Но он знает, что «хорошо страдать, если силен», и потому любит препятствия на своем пути: «Все великое благостно, и высшее страдание граничит с освобождением. Угнетает, принижает к земле, неизлечимо разрушает душу лишь средняя мера горя и радости». Постепенно он познает своего единственного врага — свою собственную необузданность; он учится быть справедливым и начинает понимать себя и свой мир. Страстность обращается в просветление: он постигает, что враждебность направлена не на него, а на могущество вечных сил, руководящих им, он учится любить своих врагов, потому что они ему помогли познать себя и преследуют ту же цель иными путями. Годы учения прошли, и, как Шиллер прекрасно сказал в письме к Гете: «Годы учения — понятие относительное, они требуют коррелята — овладения мастерством, и только представление о нем объясняет и обосновывает их». Стареющий Жан-Кристоф начинает ясно понимать: в своих превращениях он постепенно стал самим собою, он отделался от всех предрассудков, он «свободен от всякой веры, всяких химер, свободен от предрассудков народов и наций», и потому способен к великой вере в жизнь. Он свободен и все же исполнен благоговения, с тех пор, как ощутил смысл своего пути. И «transfigure par la fob, «преображенный верой», его некогда столь наивный, шумный оптимизм, восклицавший: «Что такое жизнь? Трагедия. Ура!» — возвышается в нежную всеобъемлющую мудрость. «Служить Богу и любить его — значит служить жизни и любить ее», — вот вера его свободного духа. Он предвидит грядущие поколения и приветствует в них, враждебных ему, вечную жизнь. Он видит, как его слава воздвигает своды своего храма, но ощущает ее как нечто далекое. Он, раньше нападавший бесцельно, сделался вождем, но собственная цель становится ему ясной, лишь когда смерть овевает его звучащей волной и он уносится в великую музыку, в вечный мир.
Героичность этой борьбы Жана-Кристофа обусловлена тем, что она ведется за самое высшее — за всю полноту жизни. Этот борющийся человек должен все создать себе сам: свое искусство, свою веру, своего Бога, свою истину. Борясь, он должен освободиться от всего, чему его научили другие, от всякой условности искусства, наций, рас и вероисповеданий: его страстность никогда не борется за единичное, за успех или удовольствие <«il n’y a aucun rapport entre la passion et le plaisir» — «нет ничего общего между страстью и удовольствием»).

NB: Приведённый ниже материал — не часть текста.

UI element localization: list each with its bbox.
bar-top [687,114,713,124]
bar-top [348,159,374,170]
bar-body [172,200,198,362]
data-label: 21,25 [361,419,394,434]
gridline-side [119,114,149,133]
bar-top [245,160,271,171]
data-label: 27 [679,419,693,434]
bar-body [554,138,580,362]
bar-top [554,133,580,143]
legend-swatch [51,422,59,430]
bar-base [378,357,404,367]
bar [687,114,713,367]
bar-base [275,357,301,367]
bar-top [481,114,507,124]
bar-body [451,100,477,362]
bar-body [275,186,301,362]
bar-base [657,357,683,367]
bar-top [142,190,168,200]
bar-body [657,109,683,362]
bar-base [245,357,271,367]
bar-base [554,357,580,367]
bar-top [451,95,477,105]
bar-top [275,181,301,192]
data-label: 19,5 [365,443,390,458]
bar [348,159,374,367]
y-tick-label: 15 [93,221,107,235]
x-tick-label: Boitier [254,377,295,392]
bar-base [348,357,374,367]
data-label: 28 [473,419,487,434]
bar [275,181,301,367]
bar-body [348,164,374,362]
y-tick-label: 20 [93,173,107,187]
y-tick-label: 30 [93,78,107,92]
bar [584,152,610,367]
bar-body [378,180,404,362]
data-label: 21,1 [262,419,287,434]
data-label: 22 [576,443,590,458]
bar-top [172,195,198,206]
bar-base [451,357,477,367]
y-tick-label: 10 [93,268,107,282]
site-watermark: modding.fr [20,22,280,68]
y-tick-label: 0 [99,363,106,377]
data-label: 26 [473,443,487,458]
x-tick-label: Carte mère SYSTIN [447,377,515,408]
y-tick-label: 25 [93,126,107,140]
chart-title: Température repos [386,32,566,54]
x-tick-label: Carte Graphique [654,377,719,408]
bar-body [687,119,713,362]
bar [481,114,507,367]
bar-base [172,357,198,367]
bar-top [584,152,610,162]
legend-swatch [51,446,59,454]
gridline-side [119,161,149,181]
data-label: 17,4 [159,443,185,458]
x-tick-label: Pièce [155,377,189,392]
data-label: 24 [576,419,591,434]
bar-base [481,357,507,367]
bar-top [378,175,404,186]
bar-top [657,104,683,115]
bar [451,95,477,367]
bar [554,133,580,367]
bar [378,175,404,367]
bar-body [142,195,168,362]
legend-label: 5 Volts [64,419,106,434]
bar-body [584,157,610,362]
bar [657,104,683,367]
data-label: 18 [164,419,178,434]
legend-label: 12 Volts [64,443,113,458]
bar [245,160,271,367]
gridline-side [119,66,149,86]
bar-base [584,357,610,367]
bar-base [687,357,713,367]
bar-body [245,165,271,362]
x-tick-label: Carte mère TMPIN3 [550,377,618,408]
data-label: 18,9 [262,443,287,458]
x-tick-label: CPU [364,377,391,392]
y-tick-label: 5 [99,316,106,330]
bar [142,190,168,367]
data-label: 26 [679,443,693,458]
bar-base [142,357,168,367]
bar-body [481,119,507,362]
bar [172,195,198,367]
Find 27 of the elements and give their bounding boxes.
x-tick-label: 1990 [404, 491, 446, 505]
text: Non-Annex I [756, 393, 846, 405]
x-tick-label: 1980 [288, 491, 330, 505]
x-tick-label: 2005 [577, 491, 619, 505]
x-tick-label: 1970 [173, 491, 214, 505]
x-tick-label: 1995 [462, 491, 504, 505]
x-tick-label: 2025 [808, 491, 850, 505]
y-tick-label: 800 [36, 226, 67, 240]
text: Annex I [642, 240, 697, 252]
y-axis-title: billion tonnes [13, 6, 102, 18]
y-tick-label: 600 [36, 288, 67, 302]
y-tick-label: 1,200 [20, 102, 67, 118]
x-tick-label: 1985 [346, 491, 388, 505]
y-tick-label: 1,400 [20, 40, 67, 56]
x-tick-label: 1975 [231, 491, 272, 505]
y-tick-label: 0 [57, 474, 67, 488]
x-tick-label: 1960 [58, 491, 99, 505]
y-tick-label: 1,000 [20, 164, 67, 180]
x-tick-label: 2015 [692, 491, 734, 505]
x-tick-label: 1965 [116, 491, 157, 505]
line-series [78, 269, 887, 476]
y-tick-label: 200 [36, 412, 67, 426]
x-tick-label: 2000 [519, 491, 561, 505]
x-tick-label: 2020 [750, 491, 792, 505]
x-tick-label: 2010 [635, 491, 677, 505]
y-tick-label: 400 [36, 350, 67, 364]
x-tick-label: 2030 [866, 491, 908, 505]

И борьбе этой присуща такая трагичность благодаря ее одиночеству. Только для себя борется он за истину, так как знает, что каждый человек имеет свою собственную'истину, и если он все же несет людям помощь, то не словами, а всем своим существом, изумительно объединяющим людей, благодаря огромной доброте. Кто соприкасается с ним — будь то вымышленные люди в книге или настоящие люди, читающие эту книгу, — возвышается от близости его существа, ибо сила, которой он побеждает, это та самая жизнь, что уделена всем нам. И любя его, мы с верой любим мир.
ОЛИВЬЕ
Жан-Кристоф — портрет художника; но каждая форма и каждая формула искусства и художника неизбежно являются односторонними. Таким образом Роллан противопоставляет ему среди дороги — «nel mezzo del cammin»71 — партнера, француза — немцу, героя мысли — герою действия. Жан-Кристоф и Оливье — дополняют один другого, они по глубокому закону полярности поневоле друг друга притягивают, «они были чрезвычайно различны, но любили друг друга за эту различность, потому что были одной и той же породы» — самой благородной. Оливье настолько же — сущность духовной Франции, насколько Жан-Кристоф — отпрыск лучшей немецкой силы, они идеалы, оба созданные для самого высокого. Сливаясь в гармонии, как мажор и минор, чудеснейшими вариациями украшают они — суровый и нежный — тему искусства и жизни.